- Location of Alberta, Minnesota
- Coordinates: 45°34′30″N 96°03′02″W﻿ / ﻿45.57500°N 96.05056°W
- Country: United States
- State: Minnesota
- County: Stevens
- Incorporated: May 6, 1912

Government
- • Mayor: Roger D. Gausman

Area
- • Total: 0.263 sq mi (0.680 km^{2})
- • Land: 0.263 sq mi (0.680 km^{2})
- • Water: 0.000 sq mi (0.000 km^{2})
- Elevation: 1,109 ft (338 m)

Population (2020)
- • Total: 94
- • Estimate (2022): 93
- • Density: 357.41/sq mi (138.18/km^{2})
- Time zone: UTC−6 (Central (CST))
- • Summer (DST): UTC−5 (CDT)
- ZIP Code: 56207
- Area code: 320
- FIPS code: 27-00676
- GNIS feature ID: 2393903
- Sales tax: 6.875%

= Alberta, Minnesota =

City in Minnesota, United States

Alberta is a city in Stevens County, Minnesota, United States. The population was 94 at the 2020 census.

==History==
A post office called Alberta has been in operation since 1896. The city was named for Alberta Lindsey, the wife of an early settler. The city contains one property listed on the National Register of Historic Places, the 1917 Alberta Teachers House.

==Geography==
According to the United States Census Bureau, the city has a total area of 0.263 sqmi, all land.

Minnesota State Highway 28 serves as a main route in the community.

==Demographics==

Historical population
| Census | Pop. | Note | %± |
| 1920 | 109 |  | — |
| 1930 | 153 |  | 40.4% |
| 1940 | 200 |  | 30.7% |
| 1950 | 139 |  | −30.5% |
| 1960 | 149 |  | 7.2% |
| 1970 | 140 |  | −6.0% |
| 1980 | 145 |  | 3.6% |
| 1990 | 136 |  | −6.2% |
| 2000 | 142 |  | 4.4% |
| 2010 | 103 |  | −27.5% |
| 2020 | 94 |  | −8.7% |
| 2022 (est.) | 93 |  | −1.1% |
U.S. Decennial Census 2020 Census

===2010 census===
As of the 2010 census, there were 103 people, 41 households, and 32 families residing in the city. The population density was 381.5 PD/sqmi. There were 51 housing units at an average density of 188.9 /sqmi. The racial makeup of the city was 100.0% White.

There were 41 households, of which 22.0% had children under the age of 18 living with them, 63.4% were married couples living together, 7.3% had a female householder with no husband present, 7.3% had a male householder with no wife present, and 22.0% were non-families. 19.5% of all households were made up of individuals, and 9.8% had someone living alone who was 65 years of age or older. The average household size was 2.51, and the average family size was 2.84.

The median age in the city was 46.5 years. 22.3% of residents were under the age of 18, 3.9% were between the ages of 18 and 24, 23.3% were from 25 to 44, 34.9% were from 45 to 64, and 15.5% were 65 years of age or older. The gender makeup of the city was 53.4% male and 46.6% female.

===2000 census===
As of the 2000 census, there were 142 people, 52 households, and 42 families residing in the city. The population density was 513.2 PD/sqmi. There were 56 housing units at an average density of 202.4 /sqmi. The racial makeup of the city was 100.00% White.
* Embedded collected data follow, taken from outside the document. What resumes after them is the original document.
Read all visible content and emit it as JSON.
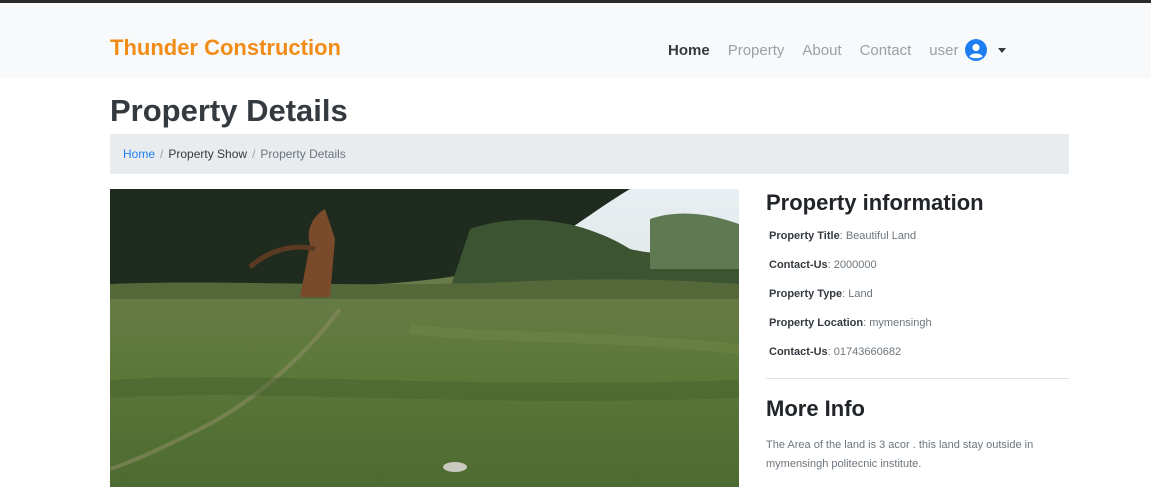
{
  "navbar": {
    "brand": "Thunder Construction",
    "links": [
      "Home",
      "Property",
      "About",
      "Contact"
    ],
    "active": "Home",
    "user": "user",
    "user_icon": "user-circle-icon",
    "brand_color": "#f28c18"
  },
  "page": {
    "title": "Property Details"
  },
  "breadcrumb": [
    "Home",
    "Property Show",
    "Property Details"
  ],
  "photo": {
    "subject": "grass-field-trees-photo"
  },
  "info": {
    "heading": "Property information",
    "rows": [
      {
        "label": "Property Title",
        "value": " Beautiful Land"
      },
      {
        "label": "Contact-Us",
        "value": " 2000000"
      },
      {
        "label": "Property Type",
        "value": " Land"
      },
      {
        "label": "Property Location",
        "value": " mymensingh"
      },
      {
        "label": "Contact-Us",
        "value": " 01743660682"
      }
    ]
  },
  "more": {
    "heading": "More Info",
    "text": "The Area of the land is 3 acor . this land stay outside in mymensingh politecnic institute."
  }
}
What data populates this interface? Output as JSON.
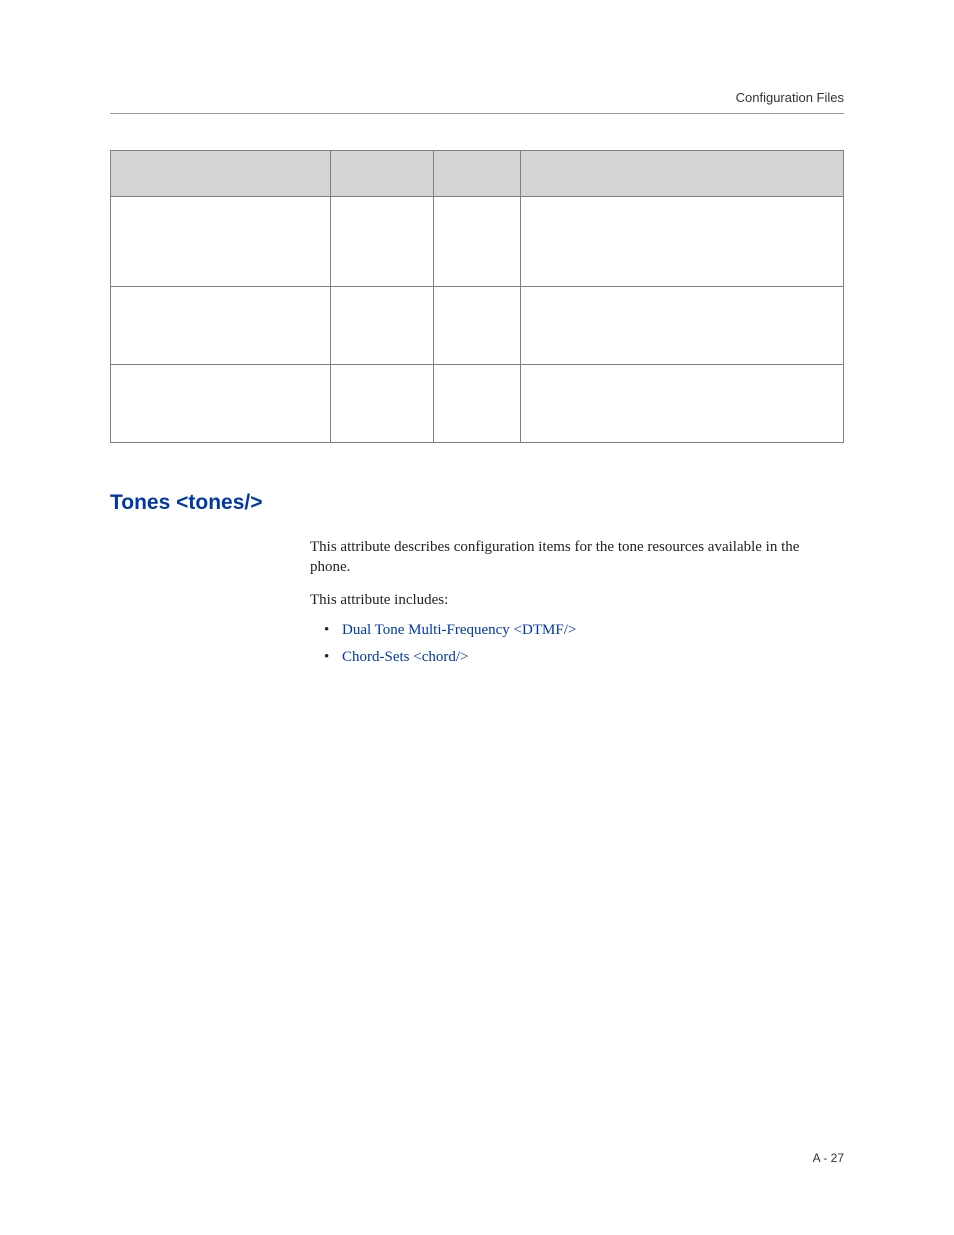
{
  "header": {
    "label": "Configuration Files"
  },
  "section": {
    "heading": "Tones <tones/>",
    "para1": "This attribute describes configuration items for the tone resources available in the phone.",
    "para2": "This attribute includes:",
    "bullets": [
      {
        "text": "Dual Tone Multi-Frequency <DTMF/>"
      },
      {
        "text": "Chord-Sets <chord/>"
      }
    ]
  },
  "footer": {
    "page": "A - 27"
  }
}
There were 52 households, out of which 40.4% had children under the age of 18 living with them, 65.4% were married couples living together, 7.7% had a female householder with no husband present, and 19.2% were non-families. 19.2% of all households were made up of individuals, and 5.8% had someone living alone who was 65 years of age or older. The average household size was 2.73 and the average family size was 3.10.
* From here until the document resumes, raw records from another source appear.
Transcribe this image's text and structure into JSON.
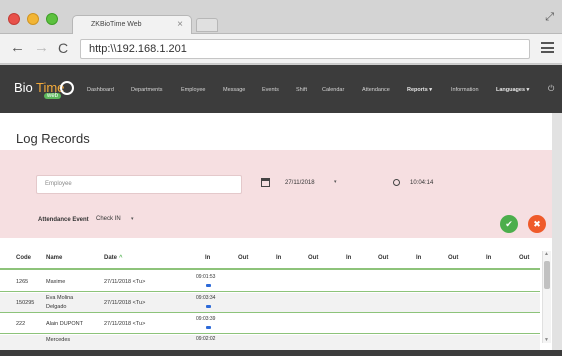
{
  "browser": {
    "tab_title": "ZKBioTime Web",
    "tab_close": "×",
    "url": "http:\\\\192.168.1.201",
    "back_glyph": "←",
    "forward_glyph": "→",
    "reload_glyph": "C",
    "fullscreen_glyph": "⤢"
  },
  "logo": {
    "bio": "Bio",
    "time": "Time",
    "web": "web"
  },
  "nav": {
    "items": [
      "Dashboard",
      "Departments",
      "Employee",
      "Message",
      "Events",
      "Shift",
      "Calendar",
      "Attendance",
      "Reports ▾",
      "Information",
      "Languages ▾"
    ],
    "power_glyph": "⏻"
  },
  "page": {
    "title": "Log Records"
  },
  "filter": {
    "employee_placeholder": "Employee",
    "date": "27/11/2018",
    "date_caret": "▾",
    "time": "10:04:14",
    "attendance_label": "Attendance Event",
    "attendance_value": "Check IN",
    "attendance_caret": "▾",
    "ok_glyph": "✔",
    "cancel_glyph": "✖"
  },
  "table": {
    "headers": [
      "Code",
      "Name",
      "Date",
      "In",
      "Out",
      "In",
      "Out",
      "In",
      "Out",
      "In",
      "Out",
      "In",
      "Out"
    ],
    "sort_glyph": "^",
    "rows": [
      {
        "code": "1265",
        "name": [
          "Maxime"
        ],
        "date": "27/11/2018 <Tu>",
        "punch": "09:01:53"
      },
      {
        "code": "150295",
        "name": [
          "Eva Molina",
          "Delgado"
        ],
        "date": "27/11/2018 <Tu>",
        "punch": "09:03:34"
      },
      {
        "code": "222",
        "name": [
          "Alain DUPONT"
        ],
        "date": "27/11/2018 <Tu>",
        "punch": "09:03:39"
      },
      {
        "code": "",
        "name": [
          "Mercedes"
        ],
        "date": "",
        "punch": "09:02:02"
      }
    ]
  },
  "scrollbar": {
    "up": "▲",
    "down": "▼"
  },
  "colors": {
    "nav_bg": "#3c3c3c",
    "filter_bg": "#f6dfe1",
    "accent_green": "#4cae4c",
    "accent_orange": "#ef5a2a",
    "row_rule": "#8dc37a",
    "punch_icon": "#2d6ad8"
  }
}
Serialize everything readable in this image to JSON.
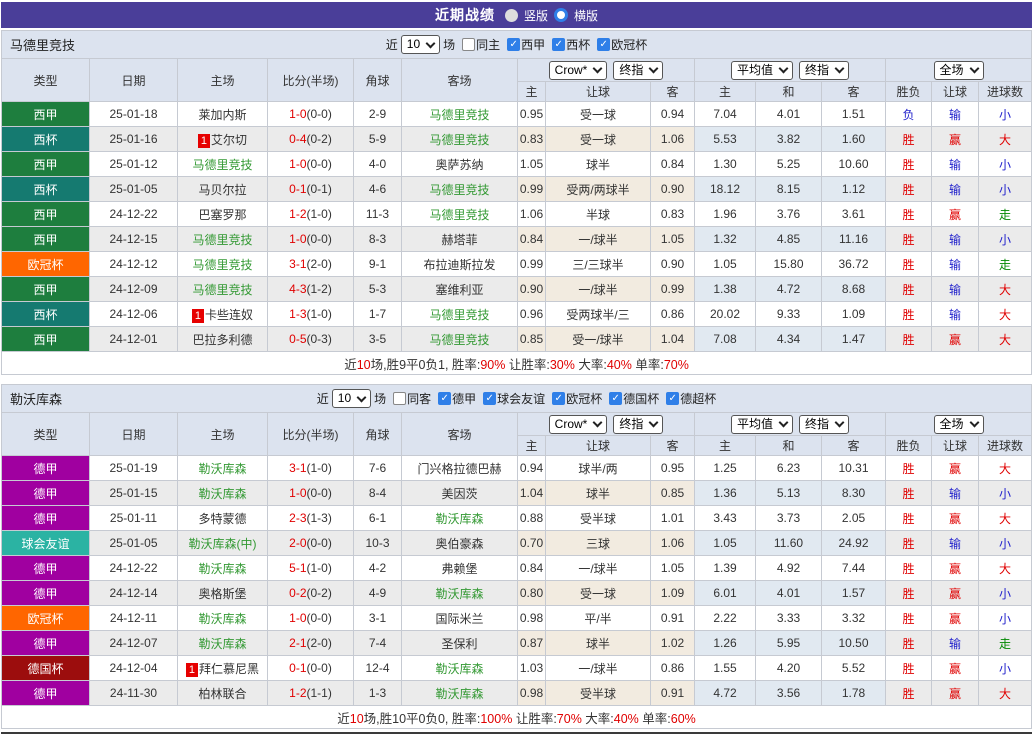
{
  "title_bar": {
    "title": "近期战绩",
    "options": [
      {
        "label": "竖版",
        "selected": false
      },
      {
        "label": "横版",
        "selected": true
      }
    ]
  },
  "colors": {
    "titlebar_bg": "#4a3e99",
    "accent_red": "#e00000",
    "accent_blue": "#2222cc",
    "accent_green": "#008800",
    "team_green": "#339933",
    "checkbox_blue": "#2f7fe8",
    "type_bg": {
      "西甲": "#1e7e3e",
      "西杯": "#157a70",
      "欧冠杯": "#ff6600",
      "德甲": "#a000a0",
      "球会友谊": "#2bb3a3",
      "德国杯": "#9c0d0d"
    }
  },
  "table_header": {
    "main_cols": [
      "类型",
      "日期",
      "主场",
      "比分(半场)",
      "角球",
      "客场"
    ],
    "groups": [
      {
        "dropdowns": [
          "Crow*",
          "终指"
        ],
        "sub": [
          "主",
          "让球",
          "客"
        ]
      },
      {
        "dropdowns": [
          "平均值",
          "终指"
        ],
        "sub": [
          "主",
          "和",
          "客"
        ]
      },
      {
        "dropdowns": [
          "全场"
        ],
        "sub": [
          "胜负",
          "让球",
          "进球数"
        ]
      }
    ]
  },
  "sections": [
    {
      "team": "马德里竞技",
      "filter": {
        "prefix": "近",
        "count": "10",
        "suffix": "场",
        "checkboxes": [
          {
            "label": "同主",
            "checked": false
          },
          {
            "label": "西甲",
            "checked": true
          },
          {
            "label": "西杯",
            "checked": true
          },
          {
            "label": "欧冠杯",
            "checked": true
          }
        ]
      },
      "rows": [
        {
          "type": "西甲",
          "date": "25-01-18",
          "home": "莱加内斯",
          "hb": 0,
          "hg": 0,
          "score": "1-0",
          "half": "(0-0)",
          "corner": "2-9",
          "away": "马德里竞技",
          "ag": 1,
          "o1": "0.95",
          "h": "受一球",
          "o2": "0.94",
          "a": [
            "7.04",
            "4.01",
            "1.51"
          ],
          "r": [
            "负",
            "输",
            "小"
          ],
          "rc": [
            "b",
            "b",
            "b"
          ]
        },
        {
          "type": "西杯",
          "date": "25-01-16",
          "home": "艾尔切",
          "hb": 1,
          "hg": 0,
          "score": "0-4",
          "half": "(0-2)",
          "corner": "5-9",
          "away": "马德里竞技",
          "ag": 1,
          "o1": "0.83",
          "h": "受一球",
          "o2": "1.06",
          "a": [
            "5.53",
            "3.82",
            "1.60"
          ],
          "r": [
            "胜",
            "赢",
            "大"
          ],
          "rc": [
            "r",
            "r",
            "r"
          ]
        },
        {
          "type": "西甲",
          "date": "25-01-12",
          "home": "马德里竞技",
          "hb": 0,
          "hg": 1,
          "score": "1-0",
          "half": "(0-0)",
          "corner": "4-0",
          "away": "奥萨苏纳",
          "ag": 0,
          "o1": "1.05",
          "h": "球半",
          "o2": "0.84",
          "a": [
            "1.30",
            "5.25",
            "10.60"
          ],
          "r": [
            "胜",
            "输",
            "小"
          ],
          "rc": [
            "r",
            "b",
            "b"
          ]
        },
        {
          "type": "西杯",
          "date": "25-01-05",
          "home": "马贝尔拉",
          "hb": 0,
          "hg": 0,
          "score": "0-1",
          "half": "(0-1)",
          "corner": "4-6",
          "away": "马德里竞技",
          "ag": 1,
          "o1": "0.99",
          "h": "受两/两球半",
          "o2": "0.90",
          "a": [
            "18.12",
            "8.15",
            "1.12"
          ],
          "r": [
            "胜",
            "输",
            "小"
          ],
          "rc": [
            "r",
            "b",
            "b"
          ]
        },
        {
          "type": "西甲",
          "date": "24-12-22",
          "home": "巴塞罗那",
          "hb": 0,
          "hg": 0,
          "score": "1-2",
          "half": "(1-0)",
          "corner": "11-3",
          "away": "马德里竞技",
          "ag": 1,
          "o1": "1.06",
          "h": "半球",
          "o2": "0.83",
          "a": [
            "1.96",
            "3.76",
            "3.61"
          ],
          "r": [
            "胜",
            "赢",
            "走"
          ],
          "rc": [
            "r",
            "r",
            "g"
          ]
        },
        {
          "type": "西甲",
          "date": "24-12-15",
          "home": "马德里竞技",
          "hb": 0,
          "hg": 1,
          "score": "1-0",
          "half": "(0-0)",
          "corner": "8-3",
          "away": "赫塔菲",
          "ag": 0,
          "o1": "0.84",
          "h": "一/球半",
          "o2": "1.05",
          "a": [
            "1.32",
            "4.85",
            "11.16"
          ],
          "r": [
            "胜",
            "输",
            "小"
          ],
          "rc": [
            "r",
            "b",
            "b"
          ]
        },
        {
          "type": "欧冠杯",
          "date": "24-12-12",
          "home": "马德里竞技",
          "hb": 0,
          "hg": 1,
          "score": "3-1",
          "half": "(2-0)",
          "corner": "9-1",
          "away": "布拉迪斯拉发",
          "ag": 0,
          "o1": "0.99",
          "h": "三/三球半",
          "o2": "0.90",
          "a": [
            "1.05",
            "15.80",
            "36.72"
          ],
          "r": [
            "胜",
            "输",
            "走"
          ],
          "rc": [
            "r",
            "b",
            "g"
          ]
        },
        {
          "type": "西甲",
          "date": "24-12-09",
          "home": "马德里竞技",
          "hb": 0,
          "hg": 1,
          "score": "4-3",
          "half": "(1-2)",
          "corner": "5-3",
          "away": "塞维利亚",
          "ag": 0,
          "o1": "0.90",
          "h": "一/球半",
          "o2": "0.99",
          "a": [
            "1.38",
            "4.72",
            "8.68"
          ],
          "r": [
            "胜",
            "输",
            "大"
          ],
          "rc": [
            "r",
            "b",
            "r"
          ]
        },
        {
          "type": "西杯",
          "date": "24-12-06",
          "home": "卡些连奴",
          "hb": 1,
          "hg": 0,
          "score": "1-3",
          "half": "(1-0)",
          "corner": "1-7",
          "away": "马德里竞技",
          "ag": 1,
          "o1": "0.96",
          "h": "受两球半/三",
          "o2": "0.86",
          "a": [
            "20.02",
            "9.33",
            "1.09"
          ],
          "r": [
            "胜",
            "输",
            "大"
          ],
          "rc": [
            "r",
            "b",
            "r"
          ]
        },
        {
          "type": "西甲",
          "date": "24-12-01",
          "home": "巴拉多利德",
          "hb": 0,
          "hg": 0,
          "score": "0-5",
          "half": "(0-3)",
          "corner": "3-5",
          "away": "马德里竞技",
          "ag": 1,
          "o1": "0.85",
          "h": "受一/球半",
          "o2": "1.04",
          "a": [
            "7.08",
            "4.34",
            "1.47"
          ],
          "r": [
            "胜",
            "赢",
            "大"
          ],
          "rc": [
            "r",
            "r",
            "r"
          ]
        }
      ],
      "summary": [
        [
          "近",
          "k"
        ],
        [
          "10",
          "r"
        ],
        [
          "场,胜9平0负1, 胜率:",
          "k"
        ],
        [
          "90%",
          "r"
        ],
        [
          " 让胜率:",
          "k"
        ],
        [
          "30%",
          "r"
        ],
        [
          " 大率:",
          "k"
        ],
        [
          "40%",
          "r"
        ],
        [
          " 单率:",
          "k"
        ],
        [
          "70%",
          "r"
        ]
      ]
    },
    {
      "team": "勒沃库森",
      "filter": {
        "prefix": "近",
        "count": "10",
        "suffix": "场",
        "checkboxes": [
          {
            "label": "同客",
            "checked": false
          },
          {
            "label": "德甲",
            "checked": true
          },
          {
            "label": "球会友谊",
            "checked": true
          },
          {
            "label": "欧冠杯",
            "checked": true
          },
          {
            "label": "德国杯",
            "checked": true
          },
          {
            "label": "德超杯",
            "checked": true
          }
        ]
      },
      "rows": [
        {
          "type": "德甲",
          "date": "25-01-19",
          "home": "勒沃库森",
          "hb": 0,
          "hg": 1,
          "score": "3-1",
          "half": "(1-0)",
          "corner": "7-6",
          "away": "门兴格拉德巴赫",
          "ag": 0,
          "o1": "0.94",
          "h": "球半/两",
          "o2": "0.95",
          "a": [
            "1.25",
            "6.23",
            "10.31"
          ],
          "r": [
            "胜",
            "赢",
            "大"
          ],
          "rc": [
            "r",
            "r",
            "r"
          ]
        },
        {
          "type": "德甲",
          "date": "25-01-15",
          "home": "勒沃库森",
          "hb": 0,
          "hg": 1,
          "score": "1-0",
          "half": "(0-0)",
          "corner": "8-4",
          "away": "美因茨",
          "ag": 0,
          "o1": "1.04",
          "h": "球半",
          "o2": "0.85",
          "a": [
            "1.36",
            "5.13",
            "8.30"
          ],
          "r": [
            "胜",
            "输",
            "小"
          ],
          "rc": [
            "r",
            "b",
            "b"
          ]
        },
        {
          "type": "德甲",
          "date": "25-01-11",
          "home": "多特蒙德",
          "hb": 0,
          "hg": 0,
          "score": "2-3",
          "half": "(1-3)",
          "corner": "6-1",
          "away": "勒沃库森",
          "ag": 1,
          "o1": "0.88",
          "h": "受半球",
          "o2": "1.01",
          "a": [
            "3.43",
            "3.73",
            "2.05"
          ],
          "r": [
            "胜",
            "赢",
            "大"
          ],
          "rc": [
            "r",
            "r",
            "r"
          ]
        },
        {
          "type": "球会友谊",
          "date": "25-01-05",
          "home": "勒沃库森(中)",
          "hb": 0,
          "hg": 1,
          "score": "2-0",
          "half": "(0-0)",
          "corner": "10-3",
          "away": "奥伯豪森",
          "ag": 0,
          "o1": "0.70",
          "h": "三球",
          "o2": "1.06",
          "a": [
            "1.05",
            "11.60",
            "24.92"
          ],
          "r": [
            "胜",
            "输",
            "小"
          ],
          "rc": [
            "r",
            "b",
            "b"
          ]
        },
        {
          "type": "德甲",
          "date": "24-12-22",
          "home": "勒沃库森",
          "hb": 0,
          "hg": 1,
          "score": "5-1",
          "half": "(1-0)",
          "corner": "4-2",
          "away": "弗赖堡",
          "ag": 0,
          "o1": "0.84",
          "h": "一/球半",
          "o2": "1.05",
          "a": [
            "1.39",
            "4.92",
            "7.44"
          ],
          "r": [
            "胜",
            "赢",
            "大"
          ],
          "rc": [
            "r",
            "r",
            "r"
          ]
        },
        {
          "type": "德甲",
          "date": "24-12-14",
          "home": "奥格斯堡",
          "hb": 0,
          "hg": 0,
          "score": "0-2",
          "half": "(0-2)",
          "corner": "4-9",
          "away": "勒沃库森",
          "ag": 1,
          "o1": "0.80",
          "h": "受一球",
          "o2": "1.09",
          "a": [
            "6.01",
            "4.01",
            "1.57"
          ],
          "r": [
            "胜",
            "赢",
            "小"
          ],
          "rc": [
            "r",
            "r",
            "b"
          ]
        },
        {
          "type": "欧冠杯",
          "date": "24-12-11",
          "home": "勒沃库森",
          "hb": 0,
          "hg": 1,
          "score": "1-0",
          "half": "(0-0)",
          "corner": "3-1",
          "away": "国际米兰",
          "ag": 0,
          "o1": "0.98",
          "h": "平/半",
          "o2": "0.91",
          "a": [
            "2.22",
            "3.33",
            "3.32"
          ],
          "r": [
            "胜",
            "赢",
            "小"
          ],
          "rc": [
            "r",
            "r",
            "b"
          ]
        },
        {
          "type": "德甲",
          "date": "24-12-07",
          "home": "勒沃库森",
          "hb": 0,
          "hg": 1,
          "score": "2-1",
          "half": "(2-0)",
          "corner": "7-4",
          "away": "圣保利",
          "ag": 0,
          "o1": "0.87",
          "h": "球半",
          "o2": "1.02",
          "a": [
            "1.26",
            "5.95",
            "10.50"
          ],
          "r": [
            "胜",
            "输",
            "走"
          ],
          "rc": [
            "r",
            "b",
            "g"
          ]
        },
        {
          "type": "德国杯",
          "date": "24-12-04",
          "home": "拜仁慕尼黑",
          "hb": 1,
          "hg": 0,
          "score": "0-1",
          "half": "(0-0)",
          "corner": "12-4",
          "away": "勒沃库森",
          "ag": 1,
          "o1": "1.03",
          "h": "一/球半",
          "o2": "0.86",
          "a": [
            "1.55",
            "4.20",
            "5.52"
          ],
          "r": [
            "胜",
            "赢",
            "小"
          ],
          "rc": [
            "r",
            "r",
            "b"
          ]
        },
        {
          "type": "德甲",
          "date": "24-11-30",
          "home": "柏林联合",
          "hb": 0,
          "hg": 0,
          "score": "1-2",
          "half": "(1-1)",
          "corner": "1-3",
          "away": "勒沃库森",
          "ag": 1,
          "o1": "0.98",
          "h": "受半球",
          "o2": "0.91",
          "a": [
            "4.72",
            "3.56",
            "1.78"
          ],
          "r": [
            "胜",
            "赢",
            "大"
          ],
          "rc": [
            "r",
            "r",
            "r"
          ]
        }
      ],
      "summary": [
        [
          "近",
          "k"
        ],
        [
          "10",
          "r"
        ],
        [
          "场,胜10平0负0, 胜率:",
          "k"
        ],
        [
          "100%",
          "r"
        ],
        [
          " 让胜率:",
          "k"
        ],
        [
          "70%",
          "r"
        ],
        [
          " 大率:",
          "k"
        ],
        [
          "40%",
          "r"
        ],
        [
          " 单率:",
          "k"
        ],
        [
          "60%",
          "r"
        ]
      ]
    }
  ]
}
In the city, the population was spread out, with 31.7% under the age of 18, 4.9% from 18 to 24, 30.3% from 25 to 44, 21.1% from 45 to 64, and 12.0% who were 65 years of age or older. The median age was 34 years. For every 100 females, there were 100.0 males. For every 100 females age 18 and over, there were 98.0 males.

The median income for a household in the city was $43,500, and the median income for a family was $44,000. Males had a median income of $29,250 versus $20,250 for females. The per capita income for the city was $15,296. None of the population and none of the families were below the poverty line.